Despite its difficulty, procrastination can be defeated by learning why you keep putting off your goals. With a few easy adjustments, any task can be adjusted to better bring about its achievement.
First off, why do we procrastinate?
Procrastination occurs at either end of the bell curve used in the Yerkes-Dodson law of psychology. In this law/theory, optimal performance is achieved at the balance point between low stress and high stress (or arousal-motivation).
Essentially, if a task is low stress or is boring to you, you will not be motivated to complete it. On the other end, if you are too stressed about a task, you will be in the fight-flight-freeze response and you will not be able to complete the task.
How to avoid procrastination?
Because procrastination occurs at both ends of this curve, the trick is to nudge the task towards the middle of the curve, into the optimal motivation zone, in order to accomplish what you want to do.
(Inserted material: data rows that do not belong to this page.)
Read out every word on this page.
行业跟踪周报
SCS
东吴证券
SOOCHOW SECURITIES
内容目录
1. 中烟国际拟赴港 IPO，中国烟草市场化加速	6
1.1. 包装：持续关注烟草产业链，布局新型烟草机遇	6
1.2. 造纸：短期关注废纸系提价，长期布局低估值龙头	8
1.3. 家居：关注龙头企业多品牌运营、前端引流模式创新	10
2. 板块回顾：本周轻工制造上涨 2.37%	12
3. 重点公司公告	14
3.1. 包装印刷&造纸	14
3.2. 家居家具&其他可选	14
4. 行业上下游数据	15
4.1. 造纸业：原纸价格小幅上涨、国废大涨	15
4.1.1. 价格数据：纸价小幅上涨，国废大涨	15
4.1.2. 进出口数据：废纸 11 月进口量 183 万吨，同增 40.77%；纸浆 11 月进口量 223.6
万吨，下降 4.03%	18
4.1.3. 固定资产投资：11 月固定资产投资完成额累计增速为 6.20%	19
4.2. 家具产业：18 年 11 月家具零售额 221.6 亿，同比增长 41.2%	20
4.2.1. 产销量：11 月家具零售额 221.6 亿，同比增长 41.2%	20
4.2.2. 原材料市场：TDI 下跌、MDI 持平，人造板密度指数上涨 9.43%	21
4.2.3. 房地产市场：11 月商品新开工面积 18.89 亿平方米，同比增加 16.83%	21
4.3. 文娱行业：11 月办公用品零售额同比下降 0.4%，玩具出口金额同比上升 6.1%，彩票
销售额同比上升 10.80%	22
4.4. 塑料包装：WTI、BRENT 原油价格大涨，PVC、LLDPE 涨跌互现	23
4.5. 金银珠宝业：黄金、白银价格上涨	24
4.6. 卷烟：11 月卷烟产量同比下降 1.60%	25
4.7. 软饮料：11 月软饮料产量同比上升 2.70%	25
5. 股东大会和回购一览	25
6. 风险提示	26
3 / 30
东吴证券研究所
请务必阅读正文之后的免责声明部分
In the low motivation zone, you can motivate yourself to complete your task by:
• Give yourself a deadline
• Have an accountability partner (a friend or peer that checks in to see if you have completed the task)
• Increase the difficulty of the task
• Delegate the task to somebody else
In the high stress zone, you can reduce the task to make it more achievable by:
• Breaking the task into smaller tasks
• Spreading the task out over time
• Adjust the expected result of the task
• Outsource the entire task or parts of it to somebody else
With these tips, you can adjust the motivation around a task in either direction and cut down on procrastination.
What does this look like in practice?
With any project or habit, at the beginning we may jump in with both feet and be excited with the novelty of the situation. Once we get past the honeymoon phase, we may feel that we are either doing too much, or the task has become boring. Instead of throwing out the whole project or habit, adjust it!
For example, let us say you want to write your first novel. On the first day you are very excited and you spend three hours typing away. By the third day of this, you cannot see the finish line and begin questioning if this book will ever be finished. You feel like this project is too much and you contemplate burning all the evidence so no one knows about your abandoned novel.
Before you light that match, try spreading the work out over time. Instead of writing for three hours a day, try writing for 30 minutes at the same time every day. By the end of a week you will have spent 3.5 hours writing consistently.
As the weeks drag on you start to wonder again why you started this project and dream of the day it will be done. You start to lose your motivation for your daily 30 minutes of writing and it starts to dwindle down to 10 minutes a day. Do not give up! Set a deadline that you want to be done with the whole book (you can even set smaller deadlines for sections/chapters to keep yourself moving forward). Having this deadline as a tangible end point will motivate you to continue writing every day until it is done.
By the end of this process, you will have conquered a feat that most people only dream of, your very own original novel!